I know that such question has already been answered but what I am trying to figure out is that whether theres a more elementary way of doing so. I know the proof where we take the help of Legendre differential equation ie $$(1-x^2)y''-2xy'+n(n+1)y=0.$$ But I do not find it intuitive as that's not the proof that will strike you when you have just started dealing with these polynomials.
My Attempt
So my first approach towards this problem of proving $$\int _{-1}^{1} P_m (x) P_n (x) dx=0$$ where $P_i(x)$ is the $i$th degree Legendre polynomial is as follows:
Starting with $$P_m (x) = a \frac{d^m}{dx^m}(x^2-1)^m=a (x-1)^m(x+1)^m,$$ doing similar thing for $n$ and then somehow using Leibniz rule and saying that at $x=-1,1$ since $(x+1),(x-1)$ are $0$ respectively that's why the whole integral sums up to zero.

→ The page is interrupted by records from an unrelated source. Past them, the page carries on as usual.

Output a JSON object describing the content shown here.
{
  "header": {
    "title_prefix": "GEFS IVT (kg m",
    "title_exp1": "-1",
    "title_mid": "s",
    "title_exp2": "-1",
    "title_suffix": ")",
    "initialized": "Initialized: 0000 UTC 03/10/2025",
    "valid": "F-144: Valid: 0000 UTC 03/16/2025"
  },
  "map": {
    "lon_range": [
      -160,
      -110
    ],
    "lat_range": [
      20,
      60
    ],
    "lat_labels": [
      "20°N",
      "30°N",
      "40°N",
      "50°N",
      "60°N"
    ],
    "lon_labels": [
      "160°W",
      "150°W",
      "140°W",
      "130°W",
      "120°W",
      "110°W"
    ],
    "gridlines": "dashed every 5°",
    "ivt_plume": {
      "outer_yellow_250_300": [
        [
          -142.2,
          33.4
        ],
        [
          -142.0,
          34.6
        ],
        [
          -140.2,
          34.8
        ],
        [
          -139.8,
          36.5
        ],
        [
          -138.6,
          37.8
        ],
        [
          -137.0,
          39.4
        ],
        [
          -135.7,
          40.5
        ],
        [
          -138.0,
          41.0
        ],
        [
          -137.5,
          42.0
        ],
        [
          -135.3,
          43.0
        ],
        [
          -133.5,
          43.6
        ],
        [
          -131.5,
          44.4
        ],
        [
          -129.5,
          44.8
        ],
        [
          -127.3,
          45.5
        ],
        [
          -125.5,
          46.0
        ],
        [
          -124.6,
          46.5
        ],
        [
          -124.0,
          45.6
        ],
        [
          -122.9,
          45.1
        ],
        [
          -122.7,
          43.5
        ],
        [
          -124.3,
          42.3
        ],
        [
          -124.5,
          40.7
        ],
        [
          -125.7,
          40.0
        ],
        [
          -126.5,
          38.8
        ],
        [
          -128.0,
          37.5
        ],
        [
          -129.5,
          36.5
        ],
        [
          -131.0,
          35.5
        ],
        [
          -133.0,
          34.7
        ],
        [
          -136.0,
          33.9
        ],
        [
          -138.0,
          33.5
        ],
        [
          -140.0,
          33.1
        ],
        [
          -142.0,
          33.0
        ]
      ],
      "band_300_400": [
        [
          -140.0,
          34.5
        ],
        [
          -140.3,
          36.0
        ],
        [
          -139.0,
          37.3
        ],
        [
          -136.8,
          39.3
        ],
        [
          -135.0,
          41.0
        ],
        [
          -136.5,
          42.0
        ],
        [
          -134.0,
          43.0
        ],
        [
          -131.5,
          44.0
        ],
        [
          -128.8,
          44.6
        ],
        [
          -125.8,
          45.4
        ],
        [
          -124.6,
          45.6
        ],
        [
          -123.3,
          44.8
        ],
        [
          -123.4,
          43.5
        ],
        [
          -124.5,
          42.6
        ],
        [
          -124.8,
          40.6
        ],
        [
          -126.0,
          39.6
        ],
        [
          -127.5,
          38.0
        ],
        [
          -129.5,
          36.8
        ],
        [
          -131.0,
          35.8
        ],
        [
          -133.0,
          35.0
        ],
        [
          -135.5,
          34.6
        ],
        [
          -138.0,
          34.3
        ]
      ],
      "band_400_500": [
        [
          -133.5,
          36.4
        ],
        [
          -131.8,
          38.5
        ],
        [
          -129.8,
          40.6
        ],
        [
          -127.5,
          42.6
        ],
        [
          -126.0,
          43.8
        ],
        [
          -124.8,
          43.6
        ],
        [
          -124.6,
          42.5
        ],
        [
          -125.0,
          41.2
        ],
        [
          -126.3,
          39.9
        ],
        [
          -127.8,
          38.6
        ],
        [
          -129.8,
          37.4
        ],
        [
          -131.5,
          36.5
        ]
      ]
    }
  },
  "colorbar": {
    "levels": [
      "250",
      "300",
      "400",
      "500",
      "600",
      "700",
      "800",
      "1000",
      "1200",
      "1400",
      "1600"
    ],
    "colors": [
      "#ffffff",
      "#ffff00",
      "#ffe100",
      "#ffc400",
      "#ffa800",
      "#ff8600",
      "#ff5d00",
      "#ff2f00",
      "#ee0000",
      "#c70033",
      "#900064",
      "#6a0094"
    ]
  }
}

So preceding with your idea of using Rodrigue's formula for the Legendre polynomials $P_n (x)$, namely $$P_n (x) = \frac{1}{2^n n!} \frac{d^n}{dx^n} [(x^2 - 1)^n],$$ I will start by considering the integral $$\int_{-1}^1 f(x) P_n (x) \, dx.$$
Substituting Rodrigues formula for $P_n (x)$ into the above integral followed by integrating by parts $n$ times, recoginising the term $(x^2 - 1)$ repeatedly cancels at either of the end-points, one will be left with $$\int_{-1}^1 f(x) P_n (x) \, dx = \frac{(-1)^n}{2^n n!} \int_{-1}^1 f^{(n)}(x) (x^2 - 1)^n \, dx.\tag1$$
If $f(x) = P_m (x)$ where $m$ is an integer such that $0 \leqslant m < n$, since $P_m (x)$ is a polynomial of degree $m$ which is less than $n$, we have $$f^{(n)}(x) = \frac{d^n}{dx^n} [P_m(x)] = 0,$$ and from (1) we see that $$\int_{-1}^1 P_m (x) P_n (x) \, dx = 0, \quad m \neq n,$$ as required.